Ken Burns is right. National parks are one of America’s best ideas, the everlasting symbol of a peculiar brand of cultural idealism that has allowed nature to triumph over politics. What were branded as “worthless lands” to justify their preservation are now the country’s jewels.

Burns’ six-part documentary series on national parks, which appeared last week on public television, was meant to remind Americans of the stunning achievement the parks represent. Critics have whined the series focused too much on bland bureaucratic and political wrangling — the creation of the National Park Service isn’t nearly as compelling as Gettysburg, after all — but this viewpoint misses the mark.

Good governing isn’t necessarily about the sex appeal of the process. The parks were preserved because of a staunch belief in certain inalienable principles — the public good, the sanctity of the environment — that were complemented by the diligent, patient machinery of U.S. democracy.

What was striking in reviewing the history is the lack of demagoguery. Some of the most transcendent protections for the parks stemmed from minor provisions in massive bills. While this is routinely assailed as hiding decisions from the people, this quirk of American governing cannot be so easily decried when it allows for something as magical as the national parks system to be born.

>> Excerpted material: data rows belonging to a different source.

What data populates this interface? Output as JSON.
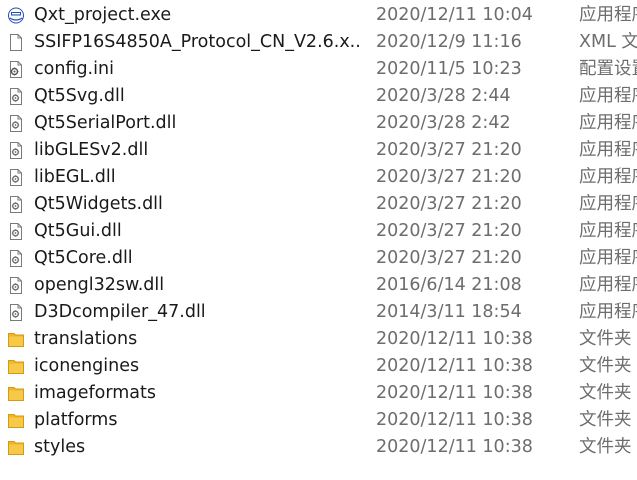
{
  "colors": {
    "text_primary": "#1a1a1a",
    "text_secondary": "#6d6d6d",
    "folder": "#f7c948",
    "hover": "#e5f3ff",
    "exe_brand": "#1f4fb5"
  },
  "files": [
    {
      "name": "Qxt_project.exe",
      "date": "2020/12/11 10:04",
      "type": "应用程序",
      "icon": "exe-icon"
    },
    {
      "name": "SSIFP16S4850A_Protocol_CN_V2.6.x...",
      "date": "2020/12/9 11:16",
      "type": "XML 文档",
      "icon": "xml-file-icon"
    },
    {
      "name": "config.ini",
      "date": "2020/11/5 10:23",
      "type": "配置设置",
      "icon": "ini-file-icon"
    },
    {
      "name": "Qt5Svg.dll",
      "date": "2020/3/28 2:44",
      "type": "应用程序扩展",
      "icon": "dll-file-icon"
    },
    {
      "name": "Qt5SerialPort.dll",
      "date": "2020/3/28 2:42",
      "type": "应用程序扩展",
      "icon": "dll-file-icon"
    },
    {
      "name": "libGLESv2.dll",
      "date": "2020/3/27 21:20",
      "type": "应用程序扩展",
      "icon": "dll-file-icon"
    },
    {
      "name": "libEGL.dll",
      "date": "2020/3/27 21:20",
      "type": "应用程序扩展",
      "icon": "dll-file-icon"
    },
    {
      "name": "Qt5Widgets.dll",
      "date": "2020/3/27 21:20",
      "type": "应用程序扩展",
      "icon": "dll-file-icon"
    },
    {
      "name": "Qt5Gui.dll",
      "date": "2020/3/27 21:20",
      "type": "应用程序扩展",
      "icon": "dll-file-icon"
    },
    {
      "name": "Qt5Core.dll",
      "date": "2020/3/27 21:20",
      "type": "应用程序扩展",
      "icon": "dll-file-icon"
    },
    {
      "name": "opengl32sw.dll",
      "date": "2016/6/14 21:08",
      "type": "应用程序扩展",
      "icon": "dll-file-icon"
    },
    {
      "name": "D3Dcompiler_47.dll",
      "date": "2014/3/11 18:54",
      "type": "应用程序扩展",
      "icon": "dll-file-icon"
    },
    {
      "name": "translations",
      "date": "2020/12/11 10:38",
      "type": "文件夹",
      "icon": "folder-icon"
    },
    {
      "name": "iconengines",
      "date": "2020/12/11 10:38",
      "type": "文件夹",
      "icon": "folder-icon"
    },
    {
      "name": "imageformats",
      "date": "2020/12/11 10:38",
      "type": "文件夹",
      "icon": "folder-icon"
    },
    {
      "name": "platforms",
      "date": "2020/12/11 10:38",
      "type": "文件夹",
      "icon": "folder-icon"
    },
    {
      "name": "styles",
      "date": "2020/12/11 10:38",
      "type": "文件夹",
      "icon": "folder-icon"
    }
  ]
}
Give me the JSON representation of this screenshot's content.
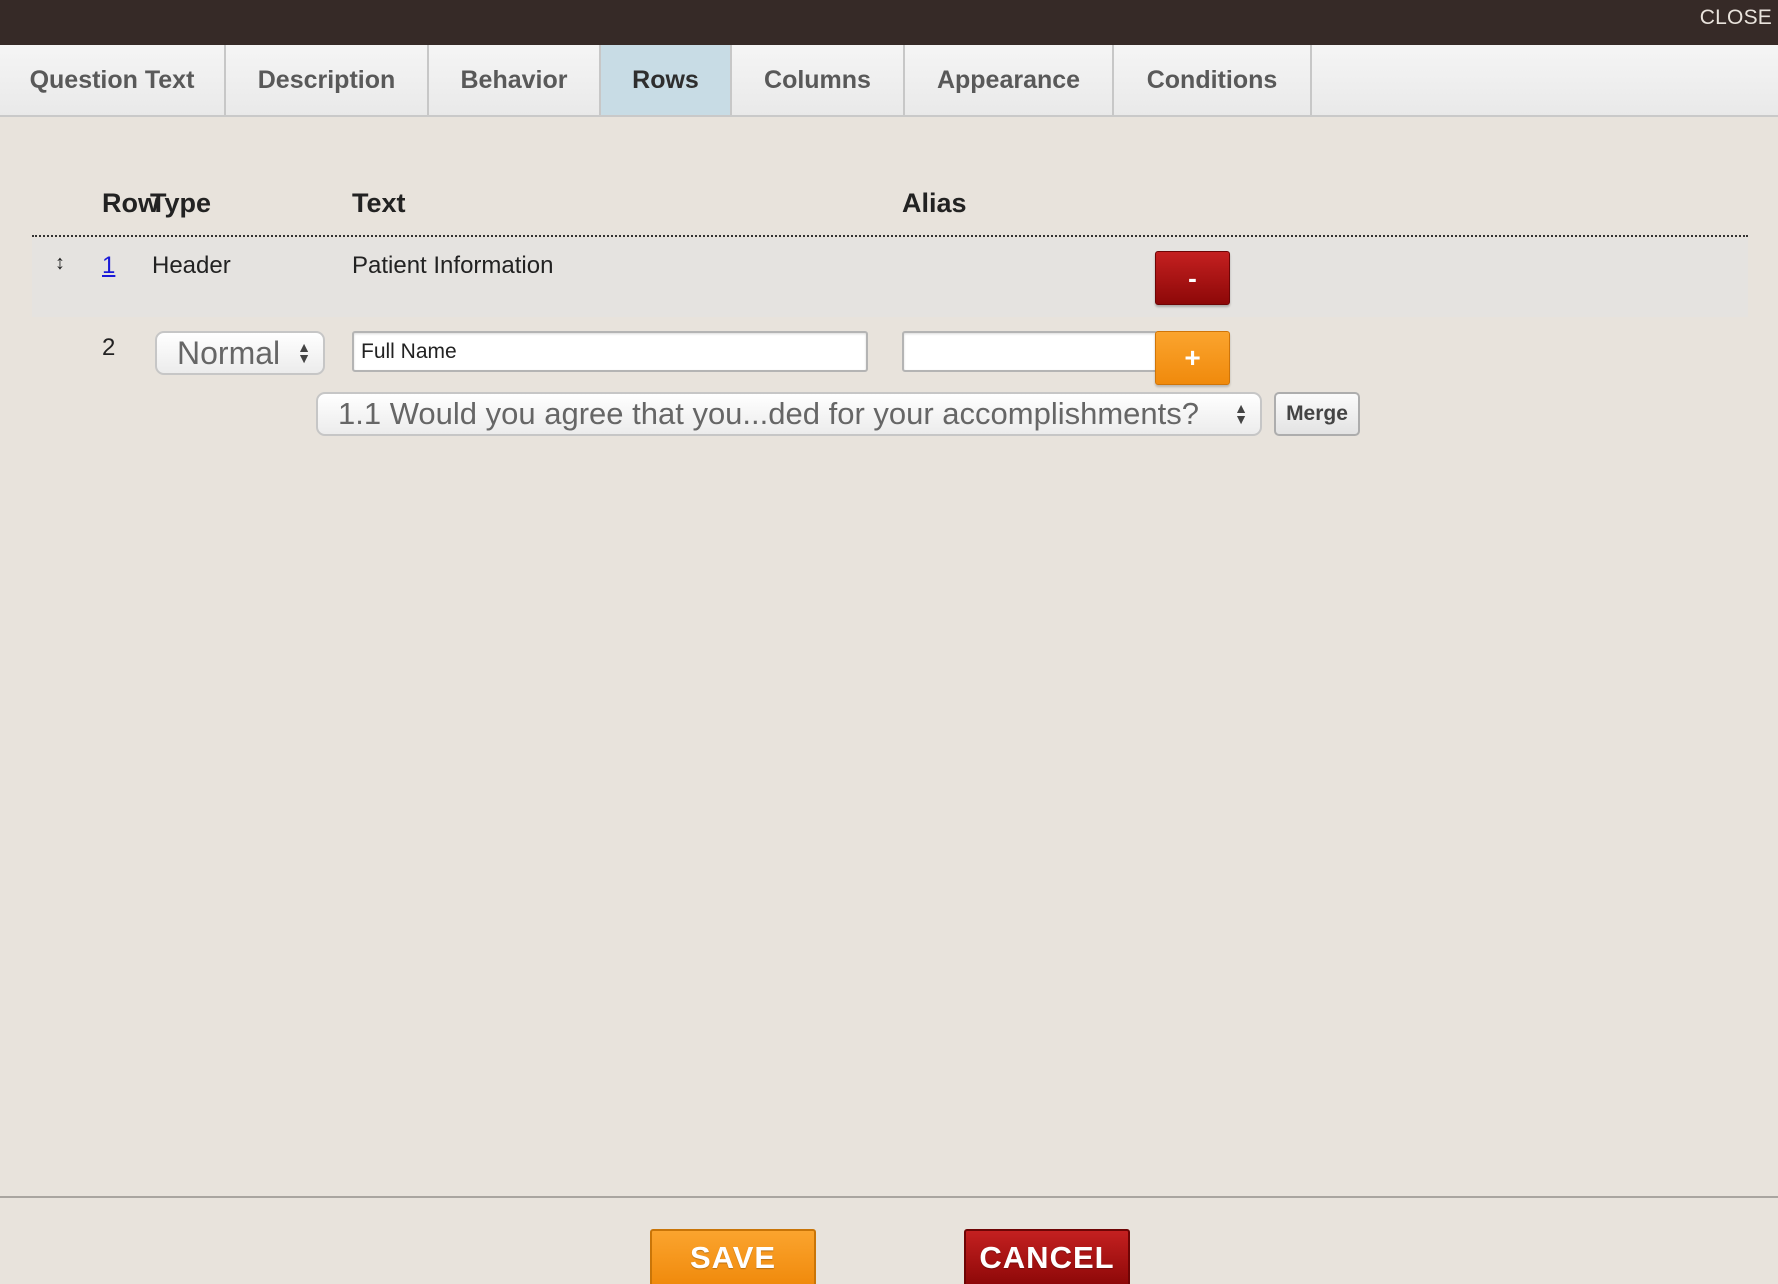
{
  "window": {
    "close_label": "CLOSE"
  },
  "tabs": [
    {
      "label": "Question Text",
      "active": false
    },
    {
      "label": "Description",
      "active": false
    },
    {
      "label": "Behavior",
      "active": false
    },
    {
      "label": "Rows",
      "active": true
    },
    {
      "label": "Columns",
      "active": false
    },
    {
      "label": "Appearance",
      "active": false
    },
    {
      "label": "Conditions",
      "active": false
    }
  ],
  "grid": {
    "headers": {
      "row": "Row",
      "type": "Type",
      "text": "Text",
      "alias": "Alias"
    },
    "rows": [
      {
        "number": "1",
        "type": "Header",
        "text": "Patient Information",
        "remove_label": "-"
      },
      {
        "number": "2",
        "type_selected": "Normal",
        "text_value": "Full Name",
        "alias_value": "",
        "add_label": "+",
        "merge_select_value": "1.1 Would you agree that you...ded for your accomplishments?",
        "merge_label": "Merge"
      }
    ]
  },
  "footer": {
    "save_label": "SAVE",
    "cancel_label": "CANCEL"
  },
  "colors": {
    "topbar": "#362a27",
    "active_tab": "#c8dce5",
    "orange_button": "#f39317",
    "red_button": "#ab1414",
    "background": "#e8e3dc"
  }
}
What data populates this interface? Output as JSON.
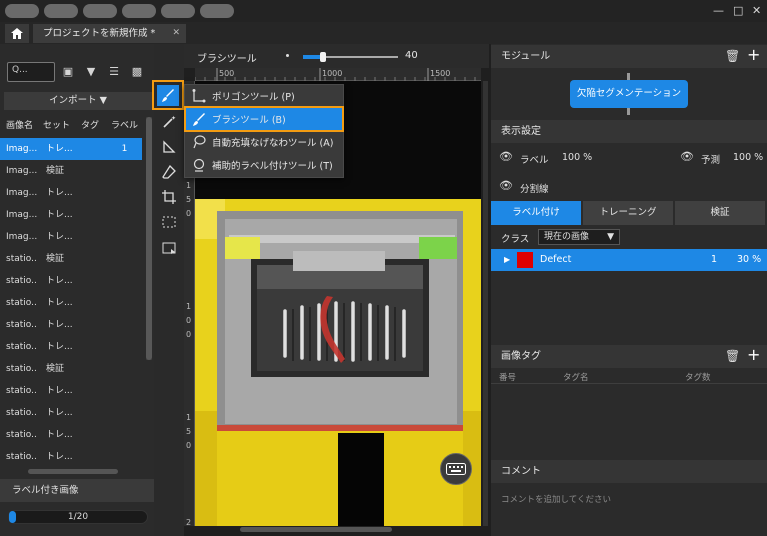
{
  "tab": {
    "title": "プロジェクトを新規作成 *"
  },
  "left": {
    "search_placeholder": "Q...",
    "import_label": "インポート",
    "columns": [
      "画像名",
      "セット",
      "タグ",
      "ラベル"
    ],
    "rows": [
      {
        "name": "Imag...",
        "set": "トレ...",
        "tag": "",
        "label": "1",
        "selected": true
      },
      {
        "name": "Imag...",
        "set": "検証",
        "tag": "",
        "label": ""
      },
      {
        "name": "Imag...",
        "set": "トレ...",
        "tag": "",
        "label": ""
      },
      {
        "name": "Imag...",
        "set": "トレ...",
        "tag": "",
        "label": ""
      },
      {
        "name": "Imag...",
        "set": "トレ...",
        "tag": "",
        "label": ""
      },
      {
        "name": "statio...",
        "set": "検証",
        "tag": "",
        "label": ""
      },
      {
        "name": "statio...",
        "set": "トレ...",
        "tag": "",
        "label": ""
      },
      {
        "name": "statio...",
        "set": "トレ...",
        "tag": "",
        "label": ""
      },
      {
        "name": "statio...",
        "set": "トレ...",
        "tag": "",
        "label": ""
      },
      {
        "name": "statio...",
        "set": "トレ...",
        "tag": "",
        "label": ""
      },
      {
        "name": "statio...",
        "set": "検証",
        "tag": "",
        "label": ""
      },
      {
        "name": "statio...",
        "set": "トレ...",
        "tag": "",
        "label": ""
      },
      {
        "name": "statio...",
        "set": "トレ...",
        "tag": "",
        "label": ""
      },
      {
        "name": "statio...",
        "set": "トレ...",
        "tag": "",
        "label": ""
      },
      {
        "name": "statio...",
        "set": "トレ...",
        "tag": "",
        "label": ""
      }
    ],
    "labeled_header": "ラベル付き画像",
    "progress_text": "1/20",
    "progress_fraction": 0.05
  },
  "toolbar": {
    "brush_label": "ブラシツール",
    "brush_size": "40",
    "ruler_marks": [
      "500",
      "1000",
      "1500"
    ],
    "vruler_marks": [
      "1",
      "5",
      "0",
      "1",
      "0",
      "0",
      "1",
      "5",
      "0",
      "2"
    ]
  },
  "menu": {
    "items": [
      {
        "label": "ポリゴンツール (P)"
      },
      {
        "label": "ブラシツール (B)"
      },
      {
        "label": "自動充填なげなわツール (A)"
      },
      {
        "label": "補助的ラベル付けツール (T)"
      }
    ]
  },
  "right": {
    "module_header": "モジュール",
    "module_button": "欠陥セグメンテーション",
    "display_header": "表示設定",
    "label_toggle": "ラベル",
    "label_pct": "100 %",
    "predict_toggle": "予測",
    "predict_pct": "100 %",
    "divider_toggle": "分割線",
    "tabs": [
      "ラベル付け",
      "トレーニング",
      "検証"
    ],
    "class_label": "クラス",
    "class_select": "現在の画像",
    "defect": {
      "name": "Defect",
      "count": "1",
      "pct": "30 %",
      "color": "#e00000"
    },
    "tag_header": "画像タグ",
    "tag_columns": [
      "番号",
      "タグ名",
      "タグ数"
    ],
    "comment_header": "コメント",
    "comment_placeholder": "コメントを追加してください"
  },
  "colors": {
    "accent": "#1e88e5",
    "highlight": "#f39c12"
  }
}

For six nights, it was a pleasure to sit on our laurels and be entertained and informed about our superiority and foresight. Yet this weeklong exercise in patriotism cannot linger and obscure the challenges ahead for the parks, as Burns’ testament to our majesty belies our continuing duty.

In the national parks, the American people have preserved immense cathedrals of nature, which must be preserved for future generations, but also maintained for public enjoyment. Burns’ series showed the success of the former; unfortunately, the latter is proving more problematic.

America’s parks are chronically underfunded and visitation is declining. Acadia National Park in Maine, for example, saw its 2008 visitor count drop to 2.075 million, its second-lowest total since 1966, according to the National Park Service. (Visitation peaked in 1989 at more than 5 million.)

This decline has a twofold impact. It reduces the resources available in the short-term for the parks, while also hindering their ability to justify greater investments. Why should we spend what’s needed on our parks, if we — as a people — won’t visit to enjoy their splendor?

It also makes arguing that new parks — such as the proposed one in the North Woods, for instance — difficult. If we cannot appreciate and maintain the parks we have, it makes little sense to create more.

Visionaries who fought for the park system did so for future generations. Well, here we are. National parks may be America’s best idea, but they are in danger of becoming America’s worst failing if the robust idealism of their inception fades against the apathy of the present.